Another interesting area of research into the type of intervention that performs best in terms of impact on poverty involves a comparison between targeted services or conditional cash transfers and unconditional cash transfers. While many of the largest and best known cash transfer schemes attach conditions to the money beneficiaries receive (e.g. cash is paid on the condition that children go to school and get vaccinated), some recent experiments have experimented with unconditional cash transfers. The one that has caught the attention of the policy makers is “GiveDirectly”, a California-based NPO that uses mobile money technology to transfer cash directly from donors to some of East Africa’s poorest people. In an MIT study to evaluate the impact of UCTs, Haushofery and Shapiro (2013) found that recipients spent the cash on things such as food and healthcare, to replace thatched roofs with metal ones, buy livestock and invest in small businesses. It also found evidence to suggest the money reduced hunger and increased psychological wellbeing. It debunked the fundamental assumptions underlying conditional giving that the poor would waste the money given to them.

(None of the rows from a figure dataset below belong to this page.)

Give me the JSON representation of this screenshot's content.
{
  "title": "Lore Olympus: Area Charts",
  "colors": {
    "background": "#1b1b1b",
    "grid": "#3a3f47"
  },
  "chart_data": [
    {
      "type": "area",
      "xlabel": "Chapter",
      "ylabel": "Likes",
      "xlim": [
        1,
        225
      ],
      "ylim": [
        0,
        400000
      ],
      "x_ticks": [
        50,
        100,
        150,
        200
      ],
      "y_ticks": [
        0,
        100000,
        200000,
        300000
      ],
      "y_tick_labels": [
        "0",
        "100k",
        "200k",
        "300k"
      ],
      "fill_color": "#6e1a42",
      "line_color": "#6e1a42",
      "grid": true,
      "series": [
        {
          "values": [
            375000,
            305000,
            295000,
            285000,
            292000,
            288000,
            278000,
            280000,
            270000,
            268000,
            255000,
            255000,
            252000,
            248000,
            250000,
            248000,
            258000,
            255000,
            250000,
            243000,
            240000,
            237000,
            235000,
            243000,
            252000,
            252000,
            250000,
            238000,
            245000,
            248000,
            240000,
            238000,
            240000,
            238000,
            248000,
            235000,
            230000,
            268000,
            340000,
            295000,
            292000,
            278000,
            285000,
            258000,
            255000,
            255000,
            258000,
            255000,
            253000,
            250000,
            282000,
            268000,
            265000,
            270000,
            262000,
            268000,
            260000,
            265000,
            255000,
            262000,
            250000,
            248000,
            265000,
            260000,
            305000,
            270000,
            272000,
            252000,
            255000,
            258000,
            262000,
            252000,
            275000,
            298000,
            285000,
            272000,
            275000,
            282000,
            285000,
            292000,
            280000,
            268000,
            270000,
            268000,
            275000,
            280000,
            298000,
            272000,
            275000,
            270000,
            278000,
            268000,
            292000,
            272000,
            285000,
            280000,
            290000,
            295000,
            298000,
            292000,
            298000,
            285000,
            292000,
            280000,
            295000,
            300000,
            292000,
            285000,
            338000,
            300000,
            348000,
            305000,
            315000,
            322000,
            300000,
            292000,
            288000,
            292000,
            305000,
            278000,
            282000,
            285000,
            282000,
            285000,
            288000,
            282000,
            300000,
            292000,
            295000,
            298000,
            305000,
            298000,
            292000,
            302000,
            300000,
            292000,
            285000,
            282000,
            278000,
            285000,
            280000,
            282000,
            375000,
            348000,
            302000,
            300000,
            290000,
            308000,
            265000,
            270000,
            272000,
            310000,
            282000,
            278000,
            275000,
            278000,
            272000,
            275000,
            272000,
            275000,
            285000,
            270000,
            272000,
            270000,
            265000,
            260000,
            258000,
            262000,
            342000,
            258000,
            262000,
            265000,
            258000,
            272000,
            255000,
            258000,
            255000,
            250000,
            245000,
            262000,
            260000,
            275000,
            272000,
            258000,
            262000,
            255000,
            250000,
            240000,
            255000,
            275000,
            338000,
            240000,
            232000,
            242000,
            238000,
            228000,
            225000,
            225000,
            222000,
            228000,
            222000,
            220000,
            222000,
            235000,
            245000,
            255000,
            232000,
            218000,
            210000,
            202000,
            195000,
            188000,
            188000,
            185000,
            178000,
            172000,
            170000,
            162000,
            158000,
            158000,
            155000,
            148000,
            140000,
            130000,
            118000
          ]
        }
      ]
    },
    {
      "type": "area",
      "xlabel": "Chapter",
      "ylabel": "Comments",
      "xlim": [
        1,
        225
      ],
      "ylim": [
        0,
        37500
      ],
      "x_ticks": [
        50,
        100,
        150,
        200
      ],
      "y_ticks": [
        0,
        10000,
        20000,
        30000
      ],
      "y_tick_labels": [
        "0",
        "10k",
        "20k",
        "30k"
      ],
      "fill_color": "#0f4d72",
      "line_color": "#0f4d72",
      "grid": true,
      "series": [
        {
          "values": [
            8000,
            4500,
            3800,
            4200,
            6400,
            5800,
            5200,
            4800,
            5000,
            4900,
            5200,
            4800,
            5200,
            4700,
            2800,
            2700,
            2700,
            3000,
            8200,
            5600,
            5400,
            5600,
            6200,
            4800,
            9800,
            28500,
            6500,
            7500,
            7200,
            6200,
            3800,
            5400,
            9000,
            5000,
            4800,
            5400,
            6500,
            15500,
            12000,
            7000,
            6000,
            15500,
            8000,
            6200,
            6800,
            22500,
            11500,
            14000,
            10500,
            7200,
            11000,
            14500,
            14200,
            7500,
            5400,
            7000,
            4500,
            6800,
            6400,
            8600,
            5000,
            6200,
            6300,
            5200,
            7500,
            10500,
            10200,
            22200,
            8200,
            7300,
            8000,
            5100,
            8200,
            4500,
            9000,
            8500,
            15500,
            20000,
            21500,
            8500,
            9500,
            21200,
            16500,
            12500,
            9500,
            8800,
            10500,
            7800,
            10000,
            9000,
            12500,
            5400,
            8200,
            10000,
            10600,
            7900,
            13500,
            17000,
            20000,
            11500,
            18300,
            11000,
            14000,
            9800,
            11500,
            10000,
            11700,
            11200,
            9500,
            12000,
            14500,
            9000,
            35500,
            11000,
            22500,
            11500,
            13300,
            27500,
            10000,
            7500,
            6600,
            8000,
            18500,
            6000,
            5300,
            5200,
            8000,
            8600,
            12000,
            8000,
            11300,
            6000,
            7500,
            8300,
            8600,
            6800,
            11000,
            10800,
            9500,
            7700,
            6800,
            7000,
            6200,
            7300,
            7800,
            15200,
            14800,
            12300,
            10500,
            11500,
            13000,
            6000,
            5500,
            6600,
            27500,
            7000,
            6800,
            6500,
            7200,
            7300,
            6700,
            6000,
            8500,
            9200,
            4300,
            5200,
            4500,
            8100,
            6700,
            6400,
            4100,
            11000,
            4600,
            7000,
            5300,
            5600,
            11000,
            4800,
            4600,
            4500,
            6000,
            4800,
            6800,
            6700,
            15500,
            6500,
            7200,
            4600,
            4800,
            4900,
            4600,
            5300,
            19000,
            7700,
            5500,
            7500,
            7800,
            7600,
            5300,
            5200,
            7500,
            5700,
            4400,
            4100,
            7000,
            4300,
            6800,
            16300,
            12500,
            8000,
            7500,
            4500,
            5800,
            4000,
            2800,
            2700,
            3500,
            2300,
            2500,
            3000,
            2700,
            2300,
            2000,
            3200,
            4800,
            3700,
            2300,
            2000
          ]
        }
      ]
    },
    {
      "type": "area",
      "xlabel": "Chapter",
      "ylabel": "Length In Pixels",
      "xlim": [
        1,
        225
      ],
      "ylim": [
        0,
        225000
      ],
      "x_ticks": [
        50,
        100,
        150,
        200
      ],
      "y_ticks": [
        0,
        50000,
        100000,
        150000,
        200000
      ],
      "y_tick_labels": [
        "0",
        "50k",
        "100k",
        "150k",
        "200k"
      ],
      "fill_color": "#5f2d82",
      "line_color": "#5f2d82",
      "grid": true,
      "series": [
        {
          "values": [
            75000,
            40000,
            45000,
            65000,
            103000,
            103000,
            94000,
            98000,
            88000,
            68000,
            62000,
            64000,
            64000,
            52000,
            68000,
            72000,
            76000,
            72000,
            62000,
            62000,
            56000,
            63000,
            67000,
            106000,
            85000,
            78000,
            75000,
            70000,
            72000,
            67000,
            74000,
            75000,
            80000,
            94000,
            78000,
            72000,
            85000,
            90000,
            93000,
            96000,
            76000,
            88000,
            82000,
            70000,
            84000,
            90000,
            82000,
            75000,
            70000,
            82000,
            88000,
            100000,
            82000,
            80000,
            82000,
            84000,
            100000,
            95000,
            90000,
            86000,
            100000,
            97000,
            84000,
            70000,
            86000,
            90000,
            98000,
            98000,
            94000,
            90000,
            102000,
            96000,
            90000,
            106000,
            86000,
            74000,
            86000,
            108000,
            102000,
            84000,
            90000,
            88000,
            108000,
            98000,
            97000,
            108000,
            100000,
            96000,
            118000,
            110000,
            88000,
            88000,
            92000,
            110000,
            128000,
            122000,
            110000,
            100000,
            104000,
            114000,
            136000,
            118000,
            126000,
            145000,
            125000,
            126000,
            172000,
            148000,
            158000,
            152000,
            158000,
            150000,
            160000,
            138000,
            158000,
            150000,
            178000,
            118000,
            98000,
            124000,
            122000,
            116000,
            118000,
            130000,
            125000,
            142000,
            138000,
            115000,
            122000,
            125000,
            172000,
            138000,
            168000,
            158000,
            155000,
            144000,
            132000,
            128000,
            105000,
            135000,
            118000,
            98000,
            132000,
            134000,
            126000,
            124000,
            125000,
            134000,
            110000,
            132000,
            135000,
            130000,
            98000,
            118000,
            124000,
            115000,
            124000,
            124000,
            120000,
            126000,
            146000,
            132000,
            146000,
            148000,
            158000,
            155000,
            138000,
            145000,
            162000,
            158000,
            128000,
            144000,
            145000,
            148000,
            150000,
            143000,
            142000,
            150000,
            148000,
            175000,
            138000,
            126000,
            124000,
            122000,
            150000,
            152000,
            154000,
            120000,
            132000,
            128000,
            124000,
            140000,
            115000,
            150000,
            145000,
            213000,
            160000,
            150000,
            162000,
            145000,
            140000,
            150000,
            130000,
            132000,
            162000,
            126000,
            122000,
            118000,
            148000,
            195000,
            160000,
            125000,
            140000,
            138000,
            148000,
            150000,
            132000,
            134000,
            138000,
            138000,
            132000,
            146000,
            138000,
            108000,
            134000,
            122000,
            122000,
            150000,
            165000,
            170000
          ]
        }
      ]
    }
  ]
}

If this recent evidence is juxtaposed against the views of early and contemporary scholars, one finds an interesting match between the early Islamic scholarship and the most recent evidence available in conventional domain. Early scholars were inclined to insist on the unconditional nature of zakah payment (whether cash or kind) emphasizing the condition of “tamleek” or imparting ownership of the zakah contribution to the beneficiary. As the new owner of the contribution, the beneficiary would have every right to determine how the money or asset would be used. Recent Islamic scholars however, seemed to favor the channeling of zakah into developmental projects in education, healthcare at a societal level relaxing the strict interpretation of “tamleek”. For example, a contemporary Islamic economist Shawki Ismail Shehata in a popular article published in Islamic Economic Studies (vol.1, No.2), journal of the Islamic Research and Training Institute (IRTI) writes “zakah may be given to institutional bodies, taking care of the poor and the needy, in providing the public utilities and services…any money spent on the education and medical treatment of the poor is deemed to have been spent on them and paid to them. Further, zakah may be paid in cash or in kind. Payment in kind includes the money spent for procuring tools and equipment and the like.” In another work published by IRTI, noted Islamic economist Seif el-Din Tag el-Din dwells extensively on the concept of “tamleek”. Highlighting the limitations of physical capital goods transfer, he recommends the equities transfer alternative as a way to make the poor participate in and benefit from mega developmental projects.
Given the clear evidence in favor of unconditional cash transfer over other forms of giving, will it lead to a change in the thinking of our Islamic economists? Or shall we say, the wheel has come full circle?